4. High premium and non-death claims after 2012
If the policy is taken not as a death benefit but as a maturity or surrender value, and its premium is more than 10% of the sum assured, then tax exemption will not be available. This rule is for policies bought after 1 April 2012.
Is TDS (Tax Deducted at Source) deducted?
TDS is usually not deducted in case of death claim, but if the insurance company feels that the policy does not fall under the exemption, they can deduct 5% TDS, especially if PAN is not available.
However, if the policy is related to death claim, then this TDS is also not deducted.
Does term plan also offer tax exemption?
The only condition in term insurance plans is that the claim will be received after the death of the policyholder. This is clearly covered under Section 10(10D). This means that in a term plan also, the insurance claim amount received by the nominee is completely tax free.
Does it matter who the nominee is?
It does not matter who the nominee is. Whether the nominee is a woman or a man, the insurance claim amount is always received after the death of the policyholder.
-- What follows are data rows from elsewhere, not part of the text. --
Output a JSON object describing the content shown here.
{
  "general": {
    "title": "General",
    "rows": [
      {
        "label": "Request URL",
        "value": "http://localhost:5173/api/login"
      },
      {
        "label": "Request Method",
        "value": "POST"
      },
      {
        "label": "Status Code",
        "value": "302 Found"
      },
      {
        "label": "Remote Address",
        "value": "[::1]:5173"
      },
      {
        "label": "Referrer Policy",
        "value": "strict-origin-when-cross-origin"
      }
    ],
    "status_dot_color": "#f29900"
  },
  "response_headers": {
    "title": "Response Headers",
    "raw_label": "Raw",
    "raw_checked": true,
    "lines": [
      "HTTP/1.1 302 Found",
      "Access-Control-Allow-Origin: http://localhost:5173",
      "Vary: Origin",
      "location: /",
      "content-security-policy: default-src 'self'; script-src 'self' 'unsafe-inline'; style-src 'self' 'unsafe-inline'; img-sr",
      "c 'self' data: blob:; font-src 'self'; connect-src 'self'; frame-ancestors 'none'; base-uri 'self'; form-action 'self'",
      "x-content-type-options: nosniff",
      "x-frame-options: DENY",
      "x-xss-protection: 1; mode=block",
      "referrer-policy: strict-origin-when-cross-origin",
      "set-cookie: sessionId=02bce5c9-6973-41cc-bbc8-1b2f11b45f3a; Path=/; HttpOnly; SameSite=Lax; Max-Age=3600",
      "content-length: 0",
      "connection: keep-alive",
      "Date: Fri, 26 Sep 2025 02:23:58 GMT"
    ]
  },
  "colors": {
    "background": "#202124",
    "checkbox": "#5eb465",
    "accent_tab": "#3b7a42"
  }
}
Whether the nominee is a wife, parents or children, tax exemption is available to all, provided the claim is received due to the death of the person.
Is it necessary to show it in personal tax return or not?
Although this amount is tax free, you should still show it as “Exempt Income” in your ITR (Income Tax Return). This maintains transparency and any inquiry can be avoided in the future.
You should also take all the documents and tax statements from the insurance company while taking the claim. This may also be needed in the future.